And on the 366th day of the year, the music died.
Thousands of Zune portable media players made by Microsoft Corp. suddenly froze up early Wednesday, Dec. 31, labeling Internet wits to label the phenomenon "Z2K."
The model affected was the Zune 30, which sports a 30-gigabyte hard drive and was first released in November 2006, though it is still sold.
Later models, including the flash-memory-based Zune 4, Zune 8 and Zune 16, as well as the hard-drive-based Zune 80 and Zune 120, were spared.
"Apparently, around 2:00 AM today, the Zune models either reset, or were already off," one user wrote in to the Gizmodo tech blog early Wednesday. "Upon when turning on, the thing loads up and ... freezes with a full loading bar. I thought my brother was the only one with it, but then it happened to my Zune. Then I checked out the forums and it seems everyone with a 30GB HDD model has had this happen to them."
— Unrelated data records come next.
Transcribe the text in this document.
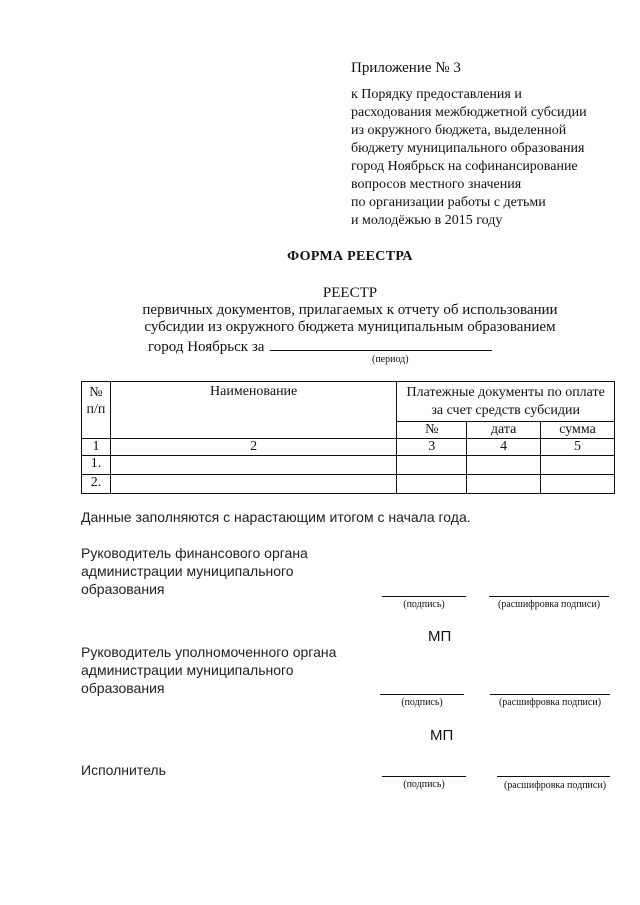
Приложение № 3
к Порядку предоставления и
расходования межбюджетной субсидии
из окружного бюджета, выделенной
бюджету муниципального образования
город Ноябрьск на софинансирование
вопросов местного значения
по организации работы с детьми
и молодёжью в 2015 году
ФОРМА РЕЕСТРА
РЕЕСТР
первичных документов, прилагаемых к отчету об использовании
субсидии из окружного бюджета муниципальным образованием
город Ноябрьск за
(период)
№ п/п	Наименование	Платежные документы по оплате за счет средств субсидии		
		№	дата	сумма
1	2	3	4	5
1.				
2.				
Данные заполняются с нарастающим итогом с начала года.
Руководитель финансового органа
администрации муниципального
образования
(подпись)	(расшифровка подписи)
МП
Руководитель уполномоченного органа
администрации муниципального
образования
(подпись)	(расшифровка подписи)
МП
Исполнитель
(подпись)	(расшифровка подписи)
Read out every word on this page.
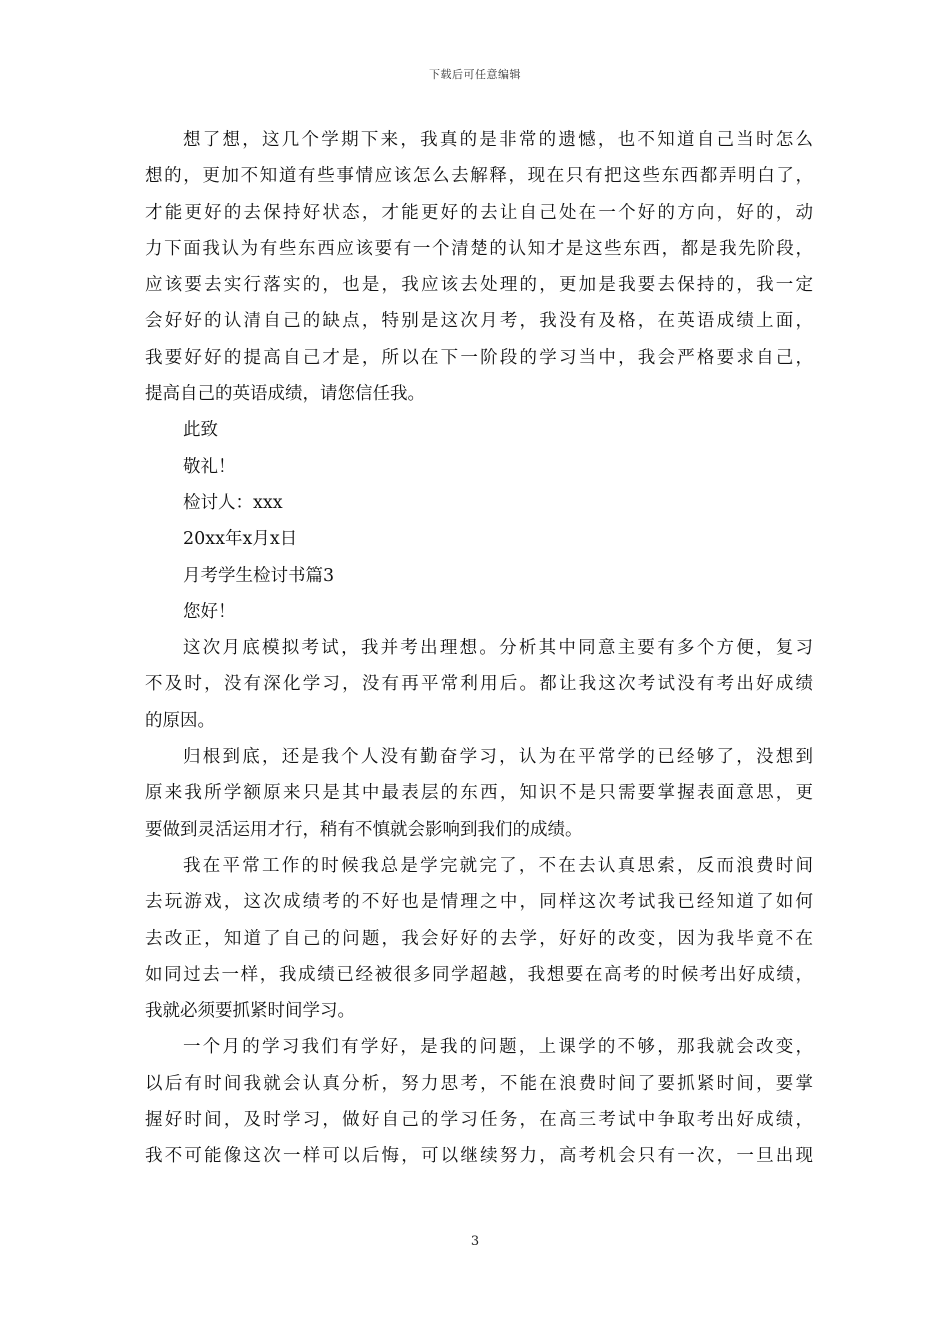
下载后可任意编辑
想了想，这几个学期下来，我真的是非常的遗憾，也不知道自己当时怎么
想的，更加不知道有些事情应该怎么去解释，现在只有把这些东西都弄明白了，
才能更好的去保持好状态，才能更好的去让自己处在一个好的方向，好的，动
力下面我认为有些东西应该要有一个清楚的认知才是这些东西，都是我先阶段，
应该要去实行落实的，也是，我应该去处理的，更加是我要去保持的，我一定
会好好的认清自己的缺点，特别是这次月考，我没有及格，在英语成绩上面，
我要好好的提高自己才是，所以在下一阶段的学习当中，我会严格要求自己，
提高自己的英语成绩，请您信任我。
此致
敬礼！
检讨人：xxx
20xx年x月x日
月考学生检讨书篇3
您好！
这次月底模拟考试，我并考出理想。分析其中同意主要有多个方便，复习
不及时，没有深化学习，没有再平常利用后。都让我这次考试没有考出好成绩
的原因。
归根到底，还是我个人没有勤奋学习，认为在平常学的已经够了，没想到
原来我所学额原来只是其中最表层的东西，知识不是只需要掌握表面意思，更
要做到灵活运用才行，稍有不慎就会影响到我们的成绩。
我在平常工作的时候我总是学完就完了，不在去认真思索，反而浪费时间
去玩游戏，这次成绩考的不好也是情理之中，同样这次考试我已经知道了如何
去改正，知道了自己的问题，我会好好的去学，好好的改变，因为我毕竟不在
如同过去一样，我成绩已经被很多同学超越，我想要在高考的时候考出好成绩，
我就必须要抓紧时间学习。
一个月的学习我们有学好，是我的问题，上课学的不够，那我就会改变，
以后有时间我就会认真分析，努力思考，不能在浪费时间了要抓紧时间，要掌
握好时间，及时学习，做好自己的学习任务，在高三考试中争取考出好成绩，
我不可能像这次一样可以后悔，可以继续努力，高考机会只有一次，一旦出现
3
Some online techies recommended taking the thing apart, disconnecting both the battery and the hard drive, waiting a few seconds, then plugging them back in.
Later in the day, Microsoft finally figured it out. While writing some of the driver software, the world's biggest software company had forgotten to compensate for leap years.
The solution? Wait 24 hours until Jan. 1.
"We expect the internal clock on the Zune 30GB devices will automatically reset tomorrow (noon, GMT)," reads a posting on the official Zune support forums. "By tomorrow you should allow the battery to fully run out of power before the unit can restart successfully then simply ensure that your device is recharged, then turn it back on."
Even then, there may be a pesky digital-rights-management issue.
"If you're a Zune Pass subscriber," the posting continues, "you may need to sync your device with your PC to refresh the rights to the subscription content you have downloaded to your device."
The Microsoft posting promised a fix by the end of the next leap year in December 2012.